There's also nothing to say that whatever eventually winds up getting built here isn't as good as (or better than) what Sidewalk had proposed.
 
History will likely repeat itself with the same old mediocre cut and paste. Sidewalk Labs gave Toronto a chance to actually rise up to the city it deserves to be. This likely also means the timelines to see this land develop will also increase (even more so due to COVID-19).
There's also nothing to say that whatever eventually winds up getting built here isn't as good as (or better than) what Sidewalk had proposed.
 
I knew to not let my judgement be swayed by pretty Danish renderings. They just wanted free government dollars and when it was clear this was not going to happen, they pulled out.

We are better for this. Housing is not some technology where we can allow venture capital tech innovators to pull out at any moment, leaving people vulnerable and government having to pick up the costs of a proprietary neighbourhood.

I know many people just want good architecture (which realistically will be lacking given what has been proposed and built elsewhere on the Waterfront), but there were many severe problems with this proposal, from governance structure of the proposal and respect for our civic institutions, to data collection and privacy.

The one thing I am grateful for though is that this project has hopefully built up our capacity as a city and public to ask the right questions and adequately respond to future proposals from the Googles and Amazons of the world. They may offer themselves as partners, but they certainly don't see us as equal.
 
Sidewalk Labs gave Toronto a chance to actually rise up to the city it deserves to be.

But did they, really? They made big promises that were, it turns out, not financially feasible (as many had predicted), without the City bending over backwards to their unreasonable demands. By that measure, any entity could say "we're going to give you the world and here's what it looks like and it's designed by Heatherwick" whilst having no practical plan to implement it, but you can't really lose something that was never going to actually happen.

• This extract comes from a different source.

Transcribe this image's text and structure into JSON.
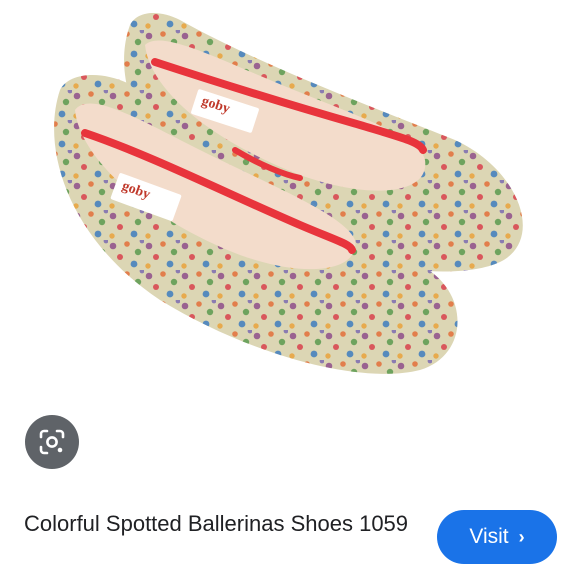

This likely also means the timelines to see this land develop will also increase (even more so due to COVID-19).

I don't know if it necessarily does, significantly -- Sidewalk and WT were still already going to have to issue an RFP to find a developer to actually build the thing, so there was to be an RFP process this year regardless (setting aside Covid-generated uncertainty around timing). If WT is smart they'll just take the positive aspects of what Sidewalk had proposed, edit out the problematic stuff, and issue an RFP for a real development partner anyway, as was going to happen in a Sidewalk world, anyway.